Throughout our 10 day trip, we all worked on finishing the Kaliti school by painting and preparing classrooms, building, sanding and painting 80 desks, teaching two daily class sessions of math, English, geography, sanitation, hygiene and art and spending time with the villagers!
 Engage Now Africa is becoming very well known in the region because we continue to receive federal and local government recognition for our schools and educational programs. In fact, 20% of all of the schools in this region of Ethiopia have been built by ENA. Due to the recognition, we not only had the 240 children who will be attending the school in Kaliti come for classes, but, children from all of the surrounding villages came too!

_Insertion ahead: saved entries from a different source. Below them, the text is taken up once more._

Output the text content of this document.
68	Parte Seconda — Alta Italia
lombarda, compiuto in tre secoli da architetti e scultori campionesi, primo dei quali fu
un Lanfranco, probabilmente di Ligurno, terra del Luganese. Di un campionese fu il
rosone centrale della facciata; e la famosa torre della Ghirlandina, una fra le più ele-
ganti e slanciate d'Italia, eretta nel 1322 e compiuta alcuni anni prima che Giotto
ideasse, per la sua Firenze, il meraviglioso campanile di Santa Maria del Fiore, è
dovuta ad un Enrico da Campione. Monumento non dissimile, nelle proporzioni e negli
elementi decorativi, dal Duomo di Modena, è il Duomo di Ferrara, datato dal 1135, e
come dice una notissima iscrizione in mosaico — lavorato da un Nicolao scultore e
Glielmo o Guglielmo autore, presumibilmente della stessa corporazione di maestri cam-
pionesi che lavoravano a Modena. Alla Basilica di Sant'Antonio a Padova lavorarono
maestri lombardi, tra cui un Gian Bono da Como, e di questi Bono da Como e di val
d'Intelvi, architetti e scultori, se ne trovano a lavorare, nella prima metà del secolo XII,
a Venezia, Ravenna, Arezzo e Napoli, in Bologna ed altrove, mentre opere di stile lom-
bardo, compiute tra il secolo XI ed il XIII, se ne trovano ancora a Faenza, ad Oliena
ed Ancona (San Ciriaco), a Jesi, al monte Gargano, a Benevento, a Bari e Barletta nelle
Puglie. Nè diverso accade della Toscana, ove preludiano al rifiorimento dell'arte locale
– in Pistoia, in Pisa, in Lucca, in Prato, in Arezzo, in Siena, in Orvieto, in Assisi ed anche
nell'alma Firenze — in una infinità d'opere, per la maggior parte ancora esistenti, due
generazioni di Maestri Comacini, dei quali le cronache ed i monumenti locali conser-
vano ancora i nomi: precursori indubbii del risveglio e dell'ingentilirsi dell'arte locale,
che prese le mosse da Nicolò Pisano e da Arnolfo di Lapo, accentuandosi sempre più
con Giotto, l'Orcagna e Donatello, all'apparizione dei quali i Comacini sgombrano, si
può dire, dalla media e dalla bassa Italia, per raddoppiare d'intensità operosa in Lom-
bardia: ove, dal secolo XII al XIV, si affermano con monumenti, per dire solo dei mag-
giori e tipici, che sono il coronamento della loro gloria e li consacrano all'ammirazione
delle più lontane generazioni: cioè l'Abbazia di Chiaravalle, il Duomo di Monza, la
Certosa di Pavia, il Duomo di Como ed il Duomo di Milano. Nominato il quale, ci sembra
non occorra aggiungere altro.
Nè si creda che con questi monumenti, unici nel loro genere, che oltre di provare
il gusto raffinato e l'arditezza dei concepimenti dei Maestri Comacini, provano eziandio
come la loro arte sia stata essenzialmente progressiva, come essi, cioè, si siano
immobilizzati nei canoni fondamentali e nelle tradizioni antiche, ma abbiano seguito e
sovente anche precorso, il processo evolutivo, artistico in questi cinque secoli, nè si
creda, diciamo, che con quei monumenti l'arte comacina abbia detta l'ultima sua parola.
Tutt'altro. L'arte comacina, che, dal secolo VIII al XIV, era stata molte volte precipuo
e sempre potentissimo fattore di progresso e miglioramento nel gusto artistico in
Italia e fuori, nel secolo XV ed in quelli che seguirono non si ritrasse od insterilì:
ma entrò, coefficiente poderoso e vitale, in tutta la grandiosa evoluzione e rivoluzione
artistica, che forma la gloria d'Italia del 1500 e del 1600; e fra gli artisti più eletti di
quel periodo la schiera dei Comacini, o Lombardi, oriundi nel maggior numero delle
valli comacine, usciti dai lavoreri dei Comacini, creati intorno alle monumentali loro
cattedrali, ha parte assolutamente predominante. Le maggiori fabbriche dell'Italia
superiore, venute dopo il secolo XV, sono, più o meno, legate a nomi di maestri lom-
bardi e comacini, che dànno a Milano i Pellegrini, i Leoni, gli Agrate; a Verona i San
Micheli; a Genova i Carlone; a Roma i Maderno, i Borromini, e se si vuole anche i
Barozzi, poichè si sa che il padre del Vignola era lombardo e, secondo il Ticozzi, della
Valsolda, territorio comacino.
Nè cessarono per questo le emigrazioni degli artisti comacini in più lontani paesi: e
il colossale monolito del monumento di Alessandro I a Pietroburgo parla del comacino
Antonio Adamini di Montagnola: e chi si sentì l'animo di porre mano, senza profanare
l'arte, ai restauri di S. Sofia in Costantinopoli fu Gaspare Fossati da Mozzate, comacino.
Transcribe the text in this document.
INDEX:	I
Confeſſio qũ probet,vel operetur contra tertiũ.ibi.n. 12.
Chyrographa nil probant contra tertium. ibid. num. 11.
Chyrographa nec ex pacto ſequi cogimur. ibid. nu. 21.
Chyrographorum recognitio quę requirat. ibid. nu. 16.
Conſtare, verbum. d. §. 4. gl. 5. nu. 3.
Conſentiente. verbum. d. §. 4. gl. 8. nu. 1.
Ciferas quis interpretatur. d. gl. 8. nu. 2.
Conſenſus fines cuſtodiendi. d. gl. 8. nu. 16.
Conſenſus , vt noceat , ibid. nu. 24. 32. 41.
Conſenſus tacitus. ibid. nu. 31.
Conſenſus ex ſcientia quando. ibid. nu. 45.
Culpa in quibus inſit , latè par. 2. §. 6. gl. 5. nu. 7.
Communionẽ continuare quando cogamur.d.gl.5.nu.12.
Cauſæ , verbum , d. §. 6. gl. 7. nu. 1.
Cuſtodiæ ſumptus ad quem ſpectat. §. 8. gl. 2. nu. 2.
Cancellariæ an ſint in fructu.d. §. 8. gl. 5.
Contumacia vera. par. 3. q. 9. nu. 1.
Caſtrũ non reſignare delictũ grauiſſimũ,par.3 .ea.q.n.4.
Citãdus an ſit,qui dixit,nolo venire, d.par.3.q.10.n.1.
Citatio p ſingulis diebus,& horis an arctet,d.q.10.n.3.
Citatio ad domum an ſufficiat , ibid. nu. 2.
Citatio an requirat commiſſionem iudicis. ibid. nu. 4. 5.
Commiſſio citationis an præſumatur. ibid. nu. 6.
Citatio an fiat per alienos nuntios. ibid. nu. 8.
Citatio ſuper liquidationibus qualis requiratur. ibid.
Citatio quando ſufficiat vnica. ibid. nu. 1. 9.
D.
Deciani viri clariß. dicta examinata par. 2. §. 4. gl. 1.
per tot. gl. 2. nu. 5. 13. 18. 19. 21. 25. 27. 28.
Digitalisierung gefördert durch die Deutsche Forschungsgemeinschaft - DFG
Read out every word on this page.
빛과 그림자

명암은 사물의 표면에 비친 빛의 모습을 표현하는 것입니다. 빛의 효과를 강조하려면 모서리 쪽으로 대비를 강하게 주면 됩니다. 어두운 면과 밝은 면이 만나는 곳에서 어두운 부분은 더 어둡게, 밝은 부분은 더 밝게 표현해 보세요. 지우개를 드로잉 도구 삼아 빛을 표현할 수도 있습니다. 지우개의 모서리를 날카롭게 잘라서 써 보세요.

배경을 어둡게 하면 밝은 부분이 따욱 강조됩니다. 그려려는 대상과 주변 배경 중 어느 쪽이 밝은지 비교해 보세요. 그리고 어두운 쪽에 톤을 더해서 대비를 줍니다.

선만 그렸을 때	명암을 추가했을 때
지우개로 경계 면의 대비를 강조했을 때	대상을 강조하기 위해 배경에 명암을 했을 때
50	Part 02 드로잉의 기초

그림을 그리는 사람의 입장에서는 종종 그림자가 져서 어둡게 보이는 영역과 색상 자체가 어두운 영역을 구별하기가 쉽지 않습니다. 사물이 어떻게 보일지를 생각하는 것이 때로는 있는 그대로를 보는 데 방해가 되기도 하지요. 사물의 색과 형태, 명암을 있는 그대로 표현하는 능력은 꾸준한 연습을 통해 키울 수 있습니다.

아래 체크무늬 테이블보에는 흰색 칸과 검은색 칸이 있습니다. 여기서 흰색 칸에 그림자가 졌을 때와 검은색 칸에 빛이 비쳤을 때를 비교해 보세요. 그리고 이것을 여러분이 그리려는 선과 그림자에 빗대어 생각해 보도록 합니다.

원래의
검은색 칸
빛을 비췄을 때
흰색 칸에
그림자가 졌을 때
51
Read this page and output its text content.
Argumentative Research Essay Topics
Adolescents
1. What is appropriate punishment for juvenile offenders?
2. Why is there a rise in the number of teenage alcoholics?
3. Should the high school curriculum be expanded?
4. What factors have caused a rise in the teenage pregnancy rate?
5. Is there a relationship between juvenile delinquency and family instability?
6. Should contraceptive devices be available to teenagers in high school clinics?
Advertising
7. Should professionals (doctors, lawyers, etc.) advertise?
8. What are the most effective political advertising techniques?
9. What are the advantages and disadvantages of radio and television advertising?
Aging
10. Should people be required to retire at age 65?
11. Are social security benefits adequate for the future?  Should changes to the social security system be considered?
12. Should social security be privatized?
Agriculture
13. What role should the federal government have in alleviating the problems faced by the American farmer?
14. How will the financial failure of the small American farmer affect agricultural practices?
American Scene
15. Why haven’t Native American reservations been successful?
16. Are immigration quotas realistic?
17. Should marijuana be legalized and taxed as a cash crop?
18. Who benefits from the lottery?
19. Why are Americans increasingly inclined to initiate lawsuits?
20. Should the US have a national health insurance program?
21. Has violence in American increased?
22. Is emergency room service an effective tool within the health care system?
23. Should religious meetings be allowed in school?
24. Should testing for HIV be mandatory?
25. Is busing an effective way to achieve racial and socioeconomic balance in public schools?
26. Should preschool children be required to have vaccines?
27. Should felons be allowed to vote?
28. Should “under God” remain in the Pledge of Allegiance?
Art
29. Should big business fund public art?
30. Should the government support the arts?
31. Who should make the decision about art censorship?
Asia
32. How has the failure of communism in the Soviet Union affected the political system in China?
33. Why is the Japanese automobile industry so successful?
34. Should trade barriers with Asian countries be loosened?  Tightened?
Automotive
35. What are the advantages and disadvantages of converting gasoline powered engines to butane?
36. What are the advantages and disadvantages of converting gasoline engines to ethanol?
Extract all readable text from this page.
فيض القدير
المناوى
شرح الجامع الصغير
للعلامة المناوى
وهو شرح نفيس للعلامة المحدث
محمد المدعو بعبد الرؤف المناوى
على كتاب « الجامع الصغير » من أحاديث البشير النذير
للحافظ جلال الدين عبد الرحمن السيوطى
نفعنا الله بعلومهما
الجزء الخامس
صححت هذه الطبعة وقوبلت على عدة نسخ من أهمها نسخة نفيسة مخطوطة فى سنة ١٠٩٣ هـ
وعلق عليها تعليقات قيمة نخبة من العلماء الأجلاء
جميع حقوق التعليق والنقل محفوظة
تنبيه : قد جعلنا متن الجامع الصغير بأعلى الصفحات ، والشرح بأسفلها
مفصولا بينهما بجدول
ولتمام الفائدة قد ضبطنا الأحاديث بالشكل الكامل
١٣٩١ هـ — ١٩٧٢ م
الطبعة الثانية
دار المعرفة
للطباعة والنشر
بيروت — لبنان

We had 450 children line up early every morning to attend our classes.
 Below are pictures of participants and workers completing the school, painting, sanding, building, preparing classrooms and teaching!
Below are students lining up and ready to learn!
One of our classrooms filled to the brim with eager students!
Due to the large number of children we had to conduct many of our classes outside.
At the end of the 10 days we taught in the village, each of the children made posters and we provided awards and a back to school night experience for them.
 One of the highlights was having a local nurse come to the village to teach the mothers and their children about hygiene and sanitation.  The nurse worked with mothers and their teenage daughters for two days and taught them about feminine hygiene.
We were able to leave 250 mothers and teenage girls recyclable menstruation kits, which were brought over and made by girls in California and Utah.  These kits will allow the girls to remain in school and not have to miss class, which often times will lead to the girls dropping out of school.
 Another highlight is seeing how excited the children were when we were able to give them a new t-shirt and backpack filled with school supplies to be used throughout the upcoming school year.
This year we had fantastic cultural exchanges between participants and children in the village! We played soccer, danced, beaded, played catch, painted nails, sang, blew bubbles, played jump rope and any other game we could think of!
 
 
 
 
 A huge “GALATOMA” to all of those who helped make this expedition a huge success!!!
(Galatoma means “Thank you” in Oromo, the native language to the villagers.)